Ainda que 25 paises tenham concordado com a política de arrocho fiscal determinada pela Alemanha, com o apoio da França, a Inglaterra e a Tchecoslováquia negaram sua assinatura. Os países que engoliram a pílula, começam a cuspi-la de volta, conforme a reação de Rajoy, da Espanha, solicitando flexibilidade na adoção das medidas recessivas, qualquer sinal de solidariedade do grupo. O primeiro ministro anunciou em Bruxelas que só pode prometer a redução do déficit público a 5,8 do PIB. E já surgem divergências entre a Alemanha e o Banco Central Europeu.

A Segunda Guerra Mundial foi um excelente negócio para os Estados Unidos, que dela emergiram como a grande potência hegemônica. Agora, no entanto, alguns dos paises que dela participaram e que contribuíram para a vitória com sangue, começam a sair do círculo de giz, e a constituir uma nova realidade planetária. Muitos desses países, como a Índia e a China, foram impiedosamente colonizados pela Europa, até meados do século 20. O Brasil, a Rússia, a Índia, a China e a África do Sul constituem novo pólo de poder, que está atraindo outras nações africanas e asiáticas.

Não se trata, ainda, de uma aliança política. São países bem diferentes, com visões de mundo claramente distintas, mas conscientes de que, se souberem interagir de forma pragmática – no respeito mútuo aos mandamentos de autodeterminação – serão capazes de se defenderem dos projetos de novo domínio anglo-saxão sobre a humanidade.

Durante a Guerra Fria, o pretexto para a intervenção dos Estados Unidos e da Grã Bretanha nos países periféricos era o do combate ao comunismo. Qualquer ação desses países, em sua política interna, que significasse a adoção de medidas de desenvolvimento autônomo, como a reforma agrária, a encampação de empresas estrangeiras que ofereciam serviço público de péssima qualidade, e relações comerciais com os paises socialistas, significava uma traição ao sistema ocidental, “democrático” e “cristão”. Assim, os princípios de autodeterminação dos povos e de não intervenção nos assuntos internos dos Estados foram abandonados, embora a retórica das Nações Unidas continuasse a proclamá-los.
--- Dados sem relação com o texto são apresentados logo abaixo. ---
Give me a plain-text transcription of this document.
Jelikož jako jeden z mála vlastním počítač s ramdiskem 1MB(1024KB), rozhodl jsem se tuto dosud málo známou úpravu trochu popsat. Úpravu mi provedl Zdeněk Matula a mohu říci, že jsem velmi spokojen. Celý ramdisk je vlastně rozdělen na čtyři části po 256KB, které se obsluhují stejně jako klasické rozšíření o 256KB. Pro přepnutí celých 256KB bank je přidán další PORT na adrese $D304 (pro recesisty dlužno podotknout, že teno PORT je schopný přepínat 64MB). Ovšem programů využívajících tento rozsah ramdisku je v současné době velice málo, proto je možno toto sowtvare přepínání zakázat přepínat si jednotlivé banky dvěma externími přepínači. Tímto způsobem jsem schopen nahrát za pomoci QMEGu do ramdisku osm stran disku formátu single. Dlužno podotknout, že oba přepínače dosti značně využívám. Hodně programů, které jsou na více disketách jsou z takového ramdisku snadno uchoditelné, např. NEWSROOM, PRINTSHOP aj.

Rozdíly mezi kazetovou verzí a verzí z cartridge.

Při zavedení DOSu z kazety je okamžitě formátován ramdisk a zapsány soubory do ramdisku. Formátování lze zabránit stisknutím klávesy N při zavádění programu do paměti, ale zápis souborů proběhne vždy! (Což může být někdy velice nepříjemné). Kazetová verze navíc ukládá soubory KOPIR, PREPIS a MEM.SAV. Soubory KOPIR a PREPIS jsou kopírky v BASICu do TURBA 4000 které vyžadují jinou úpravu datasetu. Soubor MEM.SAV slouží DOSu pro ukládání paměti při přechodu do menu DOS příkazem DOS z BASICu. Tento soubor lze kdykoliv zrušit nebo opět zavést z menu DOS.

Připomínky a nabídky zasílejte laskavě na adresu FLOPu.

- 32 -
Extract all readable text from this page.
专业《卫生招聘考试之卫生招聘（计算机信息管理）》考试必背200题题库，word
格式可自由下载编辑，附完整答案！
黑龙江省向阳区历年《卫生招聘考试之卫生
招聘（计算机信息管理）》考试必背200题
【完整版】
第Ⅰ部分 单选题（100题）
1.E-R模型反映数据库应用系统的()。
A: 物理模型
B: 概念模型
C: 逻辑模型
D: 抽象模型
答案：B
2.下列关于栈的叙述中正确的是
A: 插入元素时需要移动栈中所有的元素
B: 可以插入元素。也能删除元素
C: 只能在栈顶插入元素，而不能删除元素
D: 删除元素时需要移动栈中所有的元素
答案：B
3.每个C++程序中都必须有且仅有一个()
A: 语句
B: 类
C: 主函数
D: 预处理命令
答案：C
Sendo assim, a América Latina - considerado território de caça de Washington - foi invadida por tropas americana ou por mercenários armados pelos Estados Unidos diversas vezes, isso sem falar na ação ostensiva e clandestina de seus agentes, na preparação dos golpes militares violentos, como ocorreu no Brasil, no Chile, na Argentina, entre outros países.

O Brasil vem sendo elogiado pelos seus êxitos na criação de um grande mercado interno, como resultado da política social e do incentivo às atividades econômicas de Lula e Dilma. Ao mesmo tempo, a partir de 1985, conseguimos manter o sistema democrático, com a realização das eleições conforme o calendário, e a alternância no governo de partidos e de pessoas. É uma hora carregada de perigos. Os Estados Unidos, que se encontram em crise, podem cair na velha sedução de usar dos recursos de que ainda dispõem, a fim de cortar o nosso caminho, como fizeram em 1954, no governo Vargas, e em 1964, com Jango. Não podemos permitir que a luta partidária, legítima e necessária, se deixe influir pelos interesses externos.

Sendo assim, o manifesto dos militares contra o governo tem o efeito danoso de estimular os nossos adversários externos, que nele começam a ver o retorno aos confrontos entre civis e militares do passado, dos quais eles souberam aproveitar-se. O documento já está sendo usado em São Paulo, contra a candidatura do PT.

Qualquer movimento que nos divida, como brasileiros, diante das ameaças estrangeiras, deve ser repudiado pelo nosso sentimento de pátria, comum aos civis e militares.